Re: Comparison of compression algorithms from Gunnar Andersson on 2020-09-01 (public-automotive@w3.org from September 2020)

From: Gunnar Andersson <gandersson@genivi.org>
Date: Tue, 1 Sep 2020 12:18:26 +0000
To: Ulf Bjorkengren <ulfbjorkengren@geotab.com>, public-automotive <public-automotive@w3.org>
Message-ID: <01010174499aa8f4-335dd729-c4b9-4984-a4f6-958ac385bc20-000000@us-west-2.amazonse>

On Wed, 2020-08-26 at 11:25 +0200, Ulf Bjorkengren wrote:
> I tried some online compression tools to see what kind of compression
> standard compression algorithms can achieve on a typical Gen2 response
> payload, shown below. 
> The results show that they do not perform well on this type of short
> payloads, and cannot compete with a tailormade algorithm. 
> As a comparison, version two of the proprietary algorithm I mentioned in
> the presentation will compress the same payload to 17 bytes. 
> If there is interest for it, this algorithm will be implemented and
> available on 
> https://github.com/MEAE-GOT/W3C_VehicleSignalInterfaceImpl 
> in both a Go impl and a JS impl. 
> 
> Payload:  
> {“action”:”get”, “timestamp”:”2020-08-25T13:37:00Z”, “value”:”123”,
> “requestId”:”999”}
> The above payload is 86 chars. 
> 
> http://www.txtwizard.net/compression  
> GZ: Execution time: 11875 us Compression ratio: 112 % Original size: 118
> bytes Result size: 105 bytes

I noticed that here it says the original size is 118, but above it is 86.
It doesn't change anything fundamental, just pointing it out.

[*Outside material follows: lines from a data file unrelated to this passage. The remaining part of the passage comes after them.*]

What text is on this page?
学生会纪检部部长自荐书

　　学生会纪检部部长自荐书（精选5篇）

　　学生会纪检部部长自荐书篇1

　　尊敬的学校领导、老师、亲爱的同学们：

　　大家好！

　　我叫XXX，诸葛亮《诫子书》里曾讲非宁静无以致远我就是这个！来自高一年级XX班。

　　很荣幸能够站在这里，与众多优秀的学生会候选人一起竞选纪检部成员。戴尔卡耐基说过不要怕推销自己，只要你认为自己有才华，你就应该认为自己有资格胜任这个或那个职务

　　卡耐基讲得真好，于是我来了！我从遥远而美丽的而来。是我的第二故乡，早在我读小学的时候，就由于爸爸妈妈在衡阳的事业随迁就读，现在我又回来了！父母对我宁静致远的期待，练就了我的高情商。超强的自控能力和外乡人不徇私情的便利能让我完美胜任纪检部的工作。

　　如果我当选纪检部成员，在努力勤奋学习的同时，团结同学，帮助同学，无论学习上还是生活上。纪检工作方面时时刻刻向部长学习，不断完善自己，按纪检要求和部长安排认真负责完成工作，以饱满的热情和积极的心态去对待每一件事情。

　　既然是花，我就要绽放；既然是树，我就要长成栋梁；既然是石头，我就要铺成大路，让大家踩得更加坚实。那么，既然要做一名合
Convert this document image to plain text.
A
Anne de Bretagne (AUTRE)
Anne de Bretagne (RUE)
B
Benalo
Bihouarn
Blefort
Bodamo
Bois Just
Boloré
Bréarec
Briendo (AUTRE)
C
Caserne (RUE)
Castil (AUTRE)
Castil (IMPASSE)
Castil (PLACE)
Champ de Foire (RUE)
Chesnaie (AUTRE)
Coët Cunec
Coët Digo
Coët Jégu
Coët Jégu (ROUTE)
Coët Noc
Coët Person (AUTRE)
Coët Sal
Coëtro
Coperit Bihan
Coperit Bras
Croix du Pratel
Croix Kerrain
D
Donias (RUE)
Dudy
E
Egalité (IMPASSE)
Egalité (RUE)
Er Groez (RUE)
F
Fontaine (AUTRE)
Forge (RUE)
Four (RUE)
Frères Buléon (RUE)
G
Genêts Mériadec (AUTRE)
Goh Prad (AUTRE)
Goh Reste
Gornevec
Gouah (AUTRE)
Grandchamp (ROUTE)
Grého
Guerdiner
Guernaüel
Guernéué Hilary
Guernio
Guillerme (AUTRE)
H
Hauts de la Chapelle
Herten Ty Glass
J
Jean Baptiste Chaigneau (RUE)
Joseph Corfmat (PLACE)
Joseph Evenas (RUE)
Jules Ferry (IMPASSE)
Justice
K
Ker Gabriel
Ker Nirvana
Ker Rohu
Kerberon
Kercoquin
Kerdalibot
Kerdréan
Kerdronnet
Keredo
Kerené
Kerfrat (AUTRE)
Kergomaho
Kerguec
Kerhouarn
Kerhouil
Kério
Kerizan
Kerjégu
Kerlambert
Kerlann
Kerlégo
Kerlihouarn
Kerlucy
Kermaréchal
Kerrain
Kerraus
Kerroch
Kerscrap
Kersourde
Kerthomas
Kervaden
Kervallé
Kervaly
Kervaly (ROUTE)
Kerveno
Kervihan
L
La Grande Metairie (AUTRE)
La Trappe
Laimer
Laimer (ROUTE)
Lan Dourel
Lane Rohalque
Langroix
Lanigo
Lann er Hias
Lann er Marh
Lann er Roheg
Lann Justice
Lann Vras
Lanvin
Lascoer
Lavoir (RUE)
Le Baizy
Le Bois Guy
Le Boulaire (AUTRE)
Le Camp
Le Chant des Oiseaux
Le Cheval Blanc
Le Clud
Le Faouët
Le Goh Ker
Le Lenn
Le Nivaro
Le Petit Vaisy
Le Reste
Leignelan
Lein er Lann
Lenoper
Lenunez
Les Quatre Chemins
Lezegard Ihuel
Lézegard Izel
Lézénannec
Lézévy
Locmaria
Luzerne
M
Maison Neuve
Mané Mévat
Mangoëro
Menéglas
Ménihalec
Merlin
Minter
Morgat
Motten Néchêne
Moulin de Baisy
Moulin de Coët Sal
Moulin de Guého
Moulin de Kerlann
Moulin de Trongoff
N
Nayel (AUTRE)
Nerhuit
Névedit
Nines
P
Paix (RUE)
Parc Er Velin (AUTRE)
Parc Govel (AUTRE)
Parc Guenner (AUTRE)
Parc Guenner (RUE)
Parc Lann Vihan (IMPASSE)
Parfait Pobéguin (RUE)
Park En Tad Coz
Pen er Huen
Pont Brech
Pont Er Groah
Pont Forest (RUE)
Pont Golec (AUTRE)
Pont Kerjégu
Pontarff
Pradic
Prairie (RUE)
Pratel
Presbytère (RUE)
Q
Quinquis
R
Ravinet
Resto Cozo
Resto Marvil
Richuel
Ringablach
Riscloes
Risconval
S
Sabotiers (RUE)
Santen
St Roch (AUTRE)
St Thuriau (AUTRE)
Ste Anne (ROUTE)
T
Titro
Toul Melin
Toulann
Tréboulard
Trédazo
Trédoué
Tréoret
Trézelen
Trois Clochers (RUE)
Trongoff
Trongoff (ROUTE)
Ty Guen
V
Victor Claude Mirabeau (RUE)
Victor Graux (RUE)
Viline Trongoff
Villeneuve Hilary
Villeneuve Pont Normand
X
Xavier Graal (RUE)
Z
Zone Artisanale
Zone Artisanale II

It could be because something happened when pasting into a web tool.  There
might be some other encoding of the text going on.  I actually noticed when
I copied the example from your HTML-formatted email, that the above was
using left-and-right leaning " characters instead of a plain ASCII ", and I
then get a 120 byte file with UTF-8 encoding, which suggests there were
some multi-byte characters that snuck in.

After fixing that and running gzip on the command line on pure ASCII, gzip
causes an increase of the size from 86 to 100 bytes.

But none of those details really matter and the results are expected
behavior on very small files - we already agreed to that yesterday.

I don't want to waste time on the exact number of bytes in that comparison.
It is well known that much better compression is possible with any method
where a predefined dictionary exists than with a general-purpose
compression that is not allowed to agree on a lookup dictionary beforehand
(which you have done for the keywords, and kind of indirectly also for the
shortened UUID).

One thing that might still be useful, just to see if sticking to plain
HTTP-supported compression is an option (which would be A LOT easier), is
to perform a comparison of a large response to a large query.  I'm thinking
that is where compression is also most important?

If the goal is to truly minimize transfers, both large and small, then I
wonder why the approach is not to use a full binary encoding instead.  (Or
if there are other goals, let's discuss them?).  As you probably understand
I am sceptical to the idea of creating a custom "compression algorithm"
without clarifying what the point of that is.

It's might be a matter of definition, but I already tend to think about
what you created as an /alternative encoding/ more than compression, and
I'm thinking that a mind-shift towards that term might uncover even better
alternatives?

A super-tailored encoding for any task could be made optimal, but building
on standards is worthwhile.

It doesn't hurt to use a formal language to describe the message schema
anyway.  (The Gen2- specification might ought to do that for the original
JSON too?).  And as I mentioned on our previous call, Avro and Protobuf has
languages to describe such schemas.  If you then use the associated tooling
then the resulting binary encoding could be studied.  There are /MANY/
other options out there, many of which were also discussed in a previous
GENIVI project named "Generic Communication Protocols Evaluation".   I'm
sure this is not a new discussion in W3C either and I may have heard Ted
mention that also.

Sincerely,
- Gunnar

Received on Tuesday, 1 September 2020 12:18:41 UTC